Written By: witchypo - Aug• 08•11

It was early… 5:30 or so… and I was job hunting online. My blistered feet protested when I got up to get a coffee making me wonder if old-school door knocking was worth the effort or if I should be doing everything online? Sure, old-school had gotten me jobs in the past, but…
The faces of unemployed friends – some out of work for years! – flitted through my mind, leaving the door open behind them for doubt to slip in. ‘But, what if…?’
Even before I could finish the thought, though, I forced myself to remember the day I got ‘downsized’. I recalled the confusion and stress… nearly blowing a circuit ‘thinking’ things through… and then the inexplicable thrill I got when I gave up and asked my gut how it ‘felt’ about things. ‘This is it!’ it said. ‘You could find your dream job!’

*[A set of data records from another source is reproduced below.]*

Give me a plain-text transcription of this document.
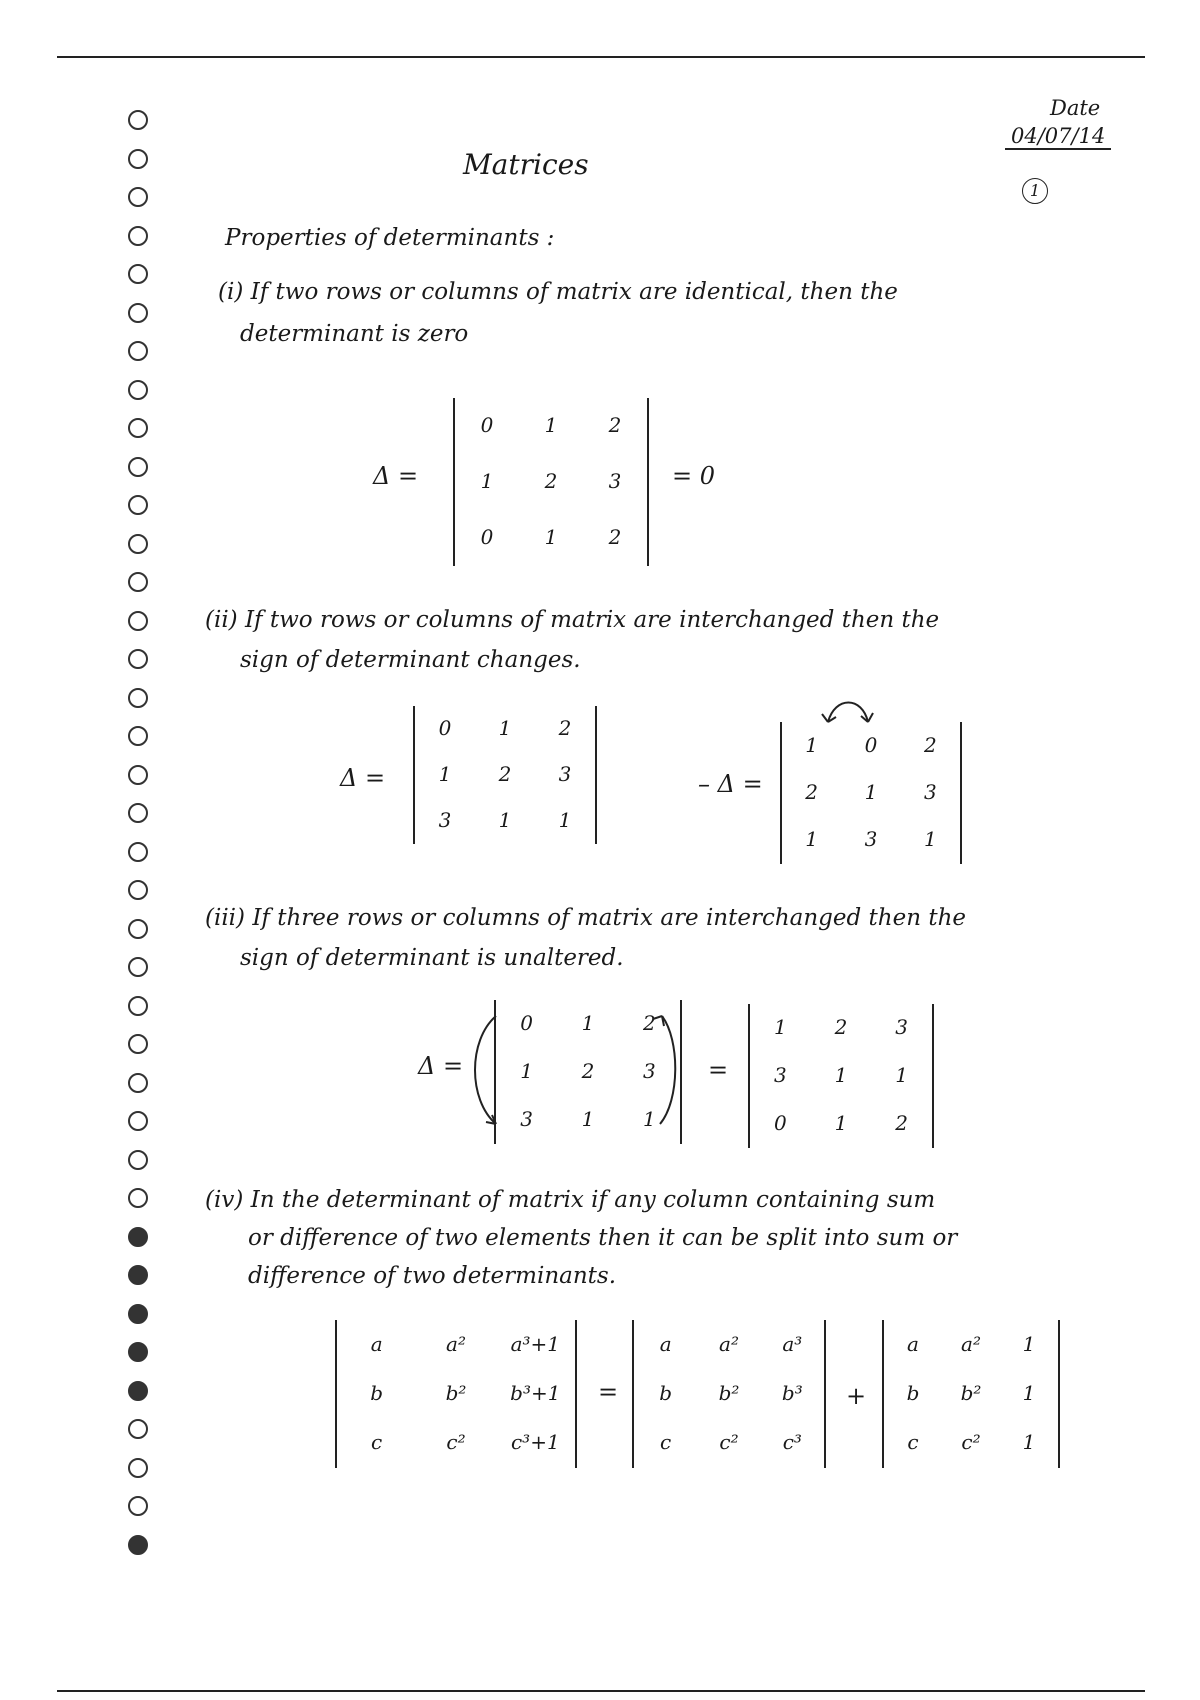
Date
04/07/14
1
Matrices
Properties of determinants :
(i) If two rows or columns of matrix are identical, then the
determinant is zero
Δ =
0	1	2
1	2	3
0	1	2
= 0
(ii) If two rows or columns of matrix are interchanged then the
sign of determinant changes.
Δ =
0	1	2
1	2	3
3	1	1
– Δ =
1	0	2
2	1	3
1	3	1
(iii) If three rows or columns of matrix are interchanged then the
sign of determinant is unaltered.
Δ =
0	1	2
1	2	3
3	1	1
=
1	2	3
3	1	1
0	1	2
(iv) In the determinant of matrix if any column containing sum
or difference of two elements then it can be split into sum or
difference of two determinants.
a	a²	a³+1
b	b²	b³+1
c	c²	c³+1
=
a	a²	a³
b	b²	b³
c	c²	c³
+
a	a²	1
b	b²	1
c	c²	1
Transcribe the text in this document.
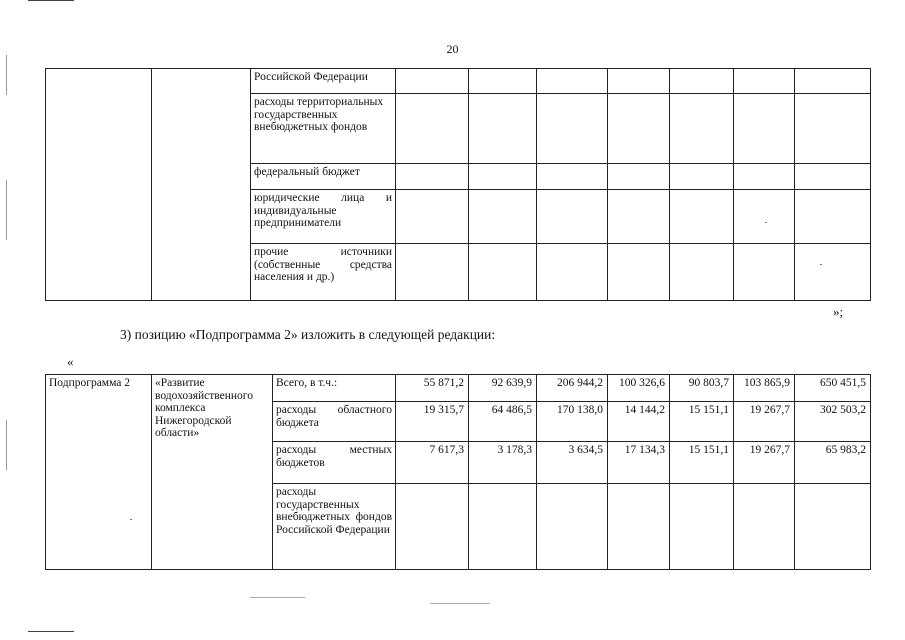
20
		Российской Федерации							
		расходы территориальных государственных внебюджетных фондов							
		федеральный бюджет							
		юридические лица и индивидуальные предприниматели							
		прочие источники (собственные средства населения и др.)							
»;
3) позицию «Подпрограмма 2» изложить в следующей редакции:
«
Подпрограмма 2	«Развитие водохозяйственного комплекса Нижегородской области»	Всего, в т.ч.:	55 871,2	92 639,9	206 944,2	100 326,6	90 803,7	103 865,9	650 451,5
		расходы областного бюджета	19 315,7	64 486,5	170 138,0	14 144,2	15 151,1	19 267,7	302 503,2
		расходы местных бюджетов	7 617,3	3 178,3	3 634,5	17 134,3	15 151,1	19 267,7	65 983,2
		расходы государственных внебюджетных фондов Российской Федерации							
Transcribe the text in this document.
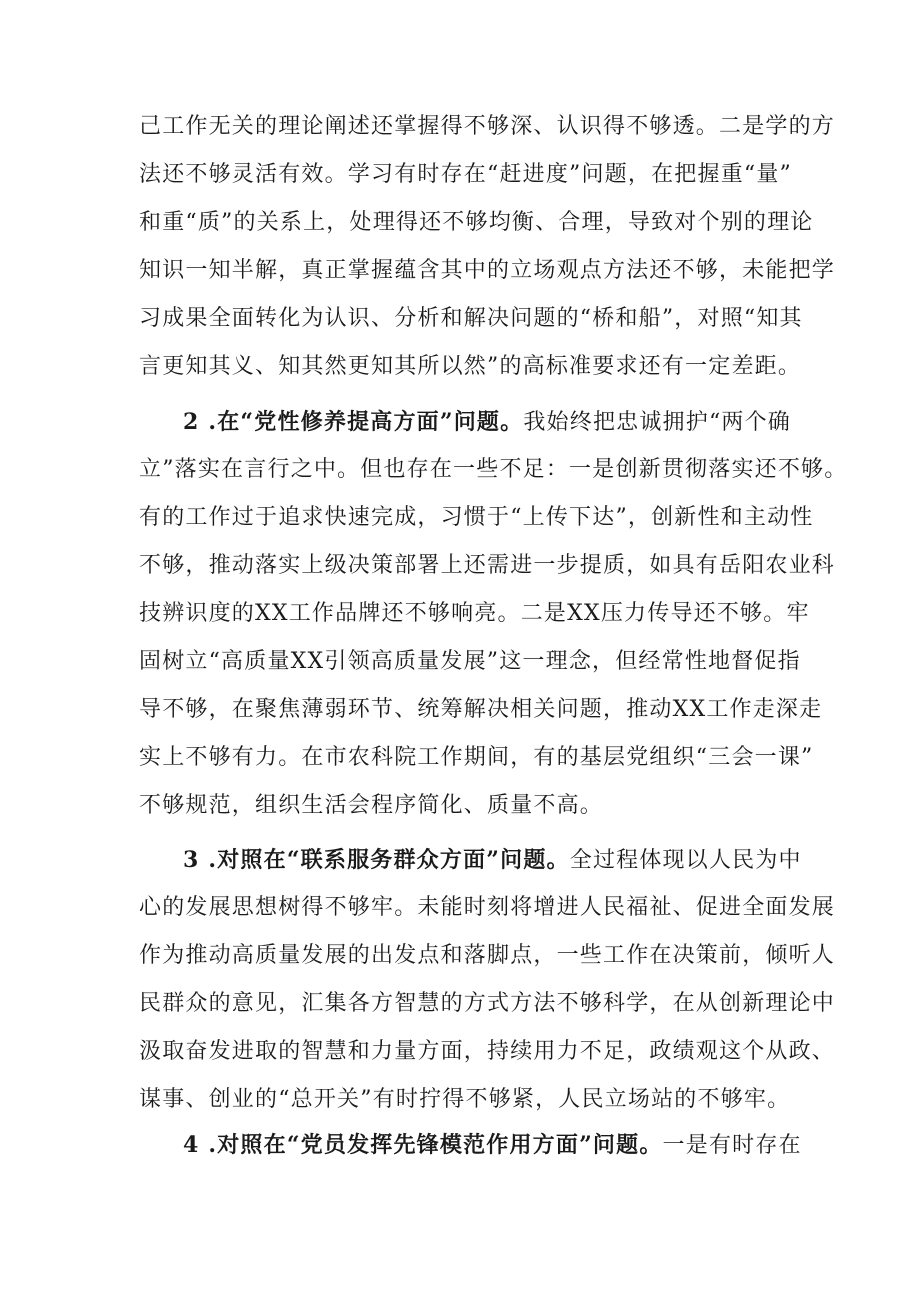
己工作无关的理论阐述还掌握得不够深、认识得不够透。二是学的方
法还不够灵活有效。学习有时存在“赶进度”问题，在把握重“量”
和重“质”的关系上，处理得还不够均衡、合理，导致对个别的理论
知识一知半解，真正掌握蕴含其中的立场观点方法还不够，未能把学
习成果全面转化为认识、分析和解决问题的“桥和船”，对照“知其
言更知其义、知其然更知其所以然”的高标准要求还有一定差距。
2 .在“党性修养提高方面”问题。我始终把忠诚拥护“两个确
立”落实在言行之中。但也存在一些不足：一是创新贯彻落实还不够。
有的工作过于追求快速完成，习惯于“上传下达”，创新性和主动性
不够，推动落实上级决策部署上还需进一步提质，如具有岳阳农业科
技辨识度的XX工作品牌还不够响亮。二是XX压力传导还不够。牢
固树立“高质量XX引领高质量发展”这一理念，但经常性地督促指
导不够，在聚焦薄弱环节、统筹解决相关问题，推动XX工作走深走
实上不够有力。在市农科院工作期间，有的基层党组织“三会一课”
不够规范，组织生活会程序简化、质量不高。
3 .对照在“联系服务群众方面”问题。全过程体现以人民为中
心的发展思想树得不够牢。未能时刻将增进人民福祉、促进全面发展
作为推动高质量发展的出发点和落脚点，一些工作在决策前，倾听人
民群众的意见，汇集各方智慧的方式方法不够科学，在从创新理论中
汲取奋发进取的智慧和力量方面，持续用力不足，政绩观这个从政、
谋事、创业的“总开关”有时拧得不够紧，人民立场站的不够牢。
4 .对照在“党员发挥先锋模范作用方面”问题。一是有时存在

Of course, my head had hit me with memmories of the stress that ‘chance’ taking had caused me recently, but my gut countered by reminding me of the paralysing fear I’d wallowed in for decades prior… and of the blessings I’d earned since learning to work around fear. It showed me my sexy car, my beautiful house, and my BF’s dazzling smile. ‘And what have we learned from all this…?’ it asked, as stars circled my head.
‘That… fear… that ‘I’ was the one getting in my own way,’ I’d gasped, and then bolted, thinking ‘dream job… here I come!’
‘But that was almost two months ago!’ my brain cried, as waves of self-pity and panic washed over me.
I lifted trembling hands off the keyboard and raked them through morning-messy hair. ‘But I was suposed to find my ‘dream job’!’
Before I could drown in them, though, I leaned away from the computer and reached out… thought…(?) meditated…(?)… prayed… (?) for help and was imediately reminded of what my sister had said about ‘fear’ being the only thing to fear.
‘And what have you learned from all of this…?’ my gut asked as it tossed me the line and hauled me out of that hellish flood.
‘That fear… that I… was the only one getting in my way…’ I gasped.
‘Is that it!?’ I thought, and squinted up at the rising sun rising beyond my window.
Then, I remembered having chatted with a former supervisor-cum-friend just after losing my job and his offer to help. Before I could hesitate, I set aside worries of ‘imposing’, and fired off a quick message of inquiry. As I did so, I swore I’d take whatever he had to offer. A ‘job’… ‘any’ job… would be a dream come true at that point!
I glanced up at the window again, this time focusing on a sign I’d hung there a year or more ago that said ‘take risks!’ and smiled as I headed for the shower feeling more ‘fierce’ than ‘fearful’. ‘No guts… no glory!’ I chuckled. ‘No fear!’